Experiment III - Release Jitter of a periodic task vs. Task Count.

Conclusion

RTIC offers low-overhead execution, but its use of global interrupt masking complicates formal schedulability analysis. RTIC’s ecosystem is still immature, lacking comprehensive modelling and benchmarking tools, a verified runtime with proven execution-time bounds, and thorough documentation. There is also no established best practice for hard real-time systems in RTIC; developers follow differing conventions, such as using async features for software-based preemption or relying on spawn-centric task invocation. Recent efforts have concentrated on developing a useful ecosystem of tools, for example the KLEE-based test bench for WCET analysis in RTIC (Lindner et al. 2018), and RTIC Scope, which provides real-time tracing capabilities (Sonesten 2022). Nonetheless, both of these tools are still immature, no longer maintained, and were incompatible with the latest RTIC version used in this project. In addition, the functionality that RTIC can offer is presently constrained by Rust’s macro expansion mechanisms (Madaoui et al. 2024). The macro-based design enforces a monolithic codebase that limits modularity, the integration of extensions (e.g., execution timers), and further introduces debugging complexity that heavily hinders community contributions and maintainability (Tjader 2021; Madaoui et al. 2024).
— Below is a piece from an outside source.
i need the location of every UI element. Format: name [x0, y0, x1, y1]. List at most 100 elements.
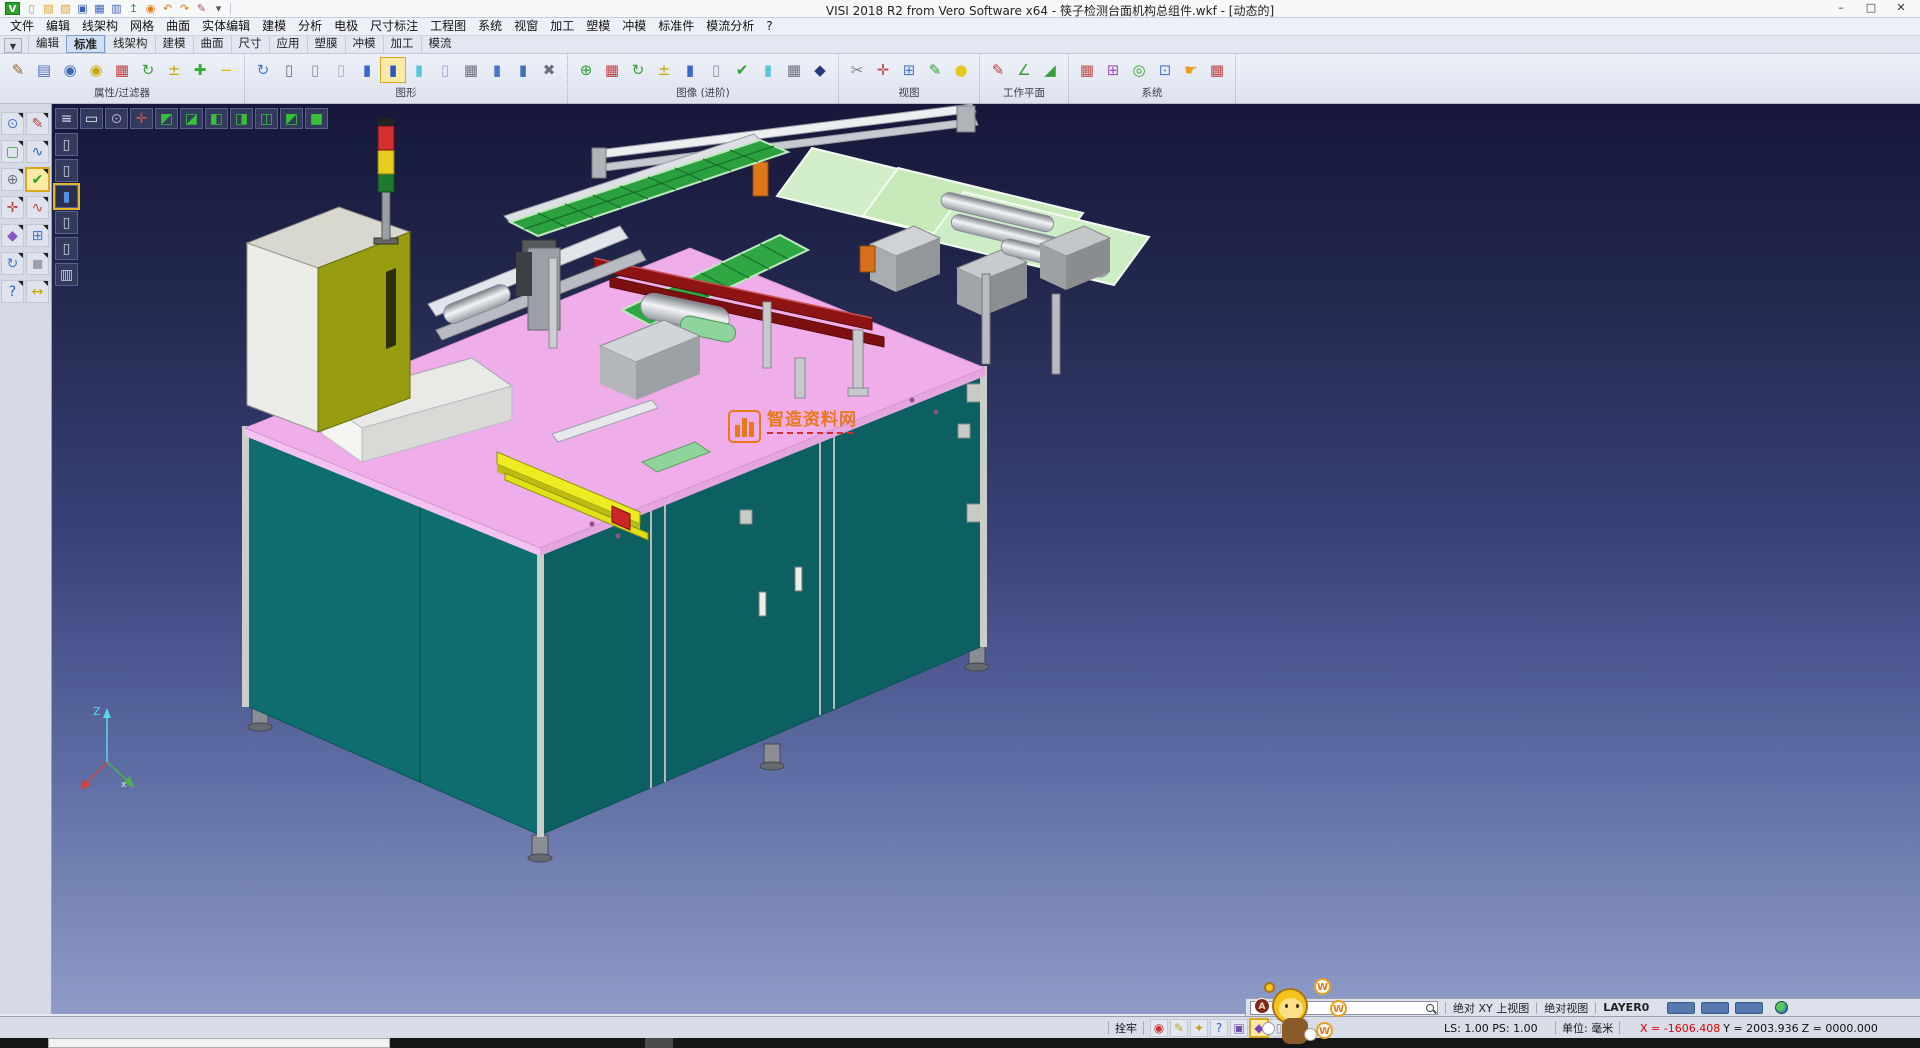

The lock-free semantics of channels and signals are attractive to developers, but make system modelling more difficult by operating outside the conventional shared-resource model. Ada Ravenscar continues to be a stable, well-documented, and highly capable framework for building hard real-time systems, and delivers performance appropriate for embedded applications.

Acknowledgements

The author acknowledges the assistance of agentic AI tools in the development of the scripts used in this study. Specifically, AI assistance was utilised to quickly iterate the GDB scripts for DWT-based execution-time profiling and to develop the Python-based automation pipeline for the MAST experiments, including scripts for populating MAST model templates with WCET values, extracting results from output files, and generating data visualisations using Matplotlib.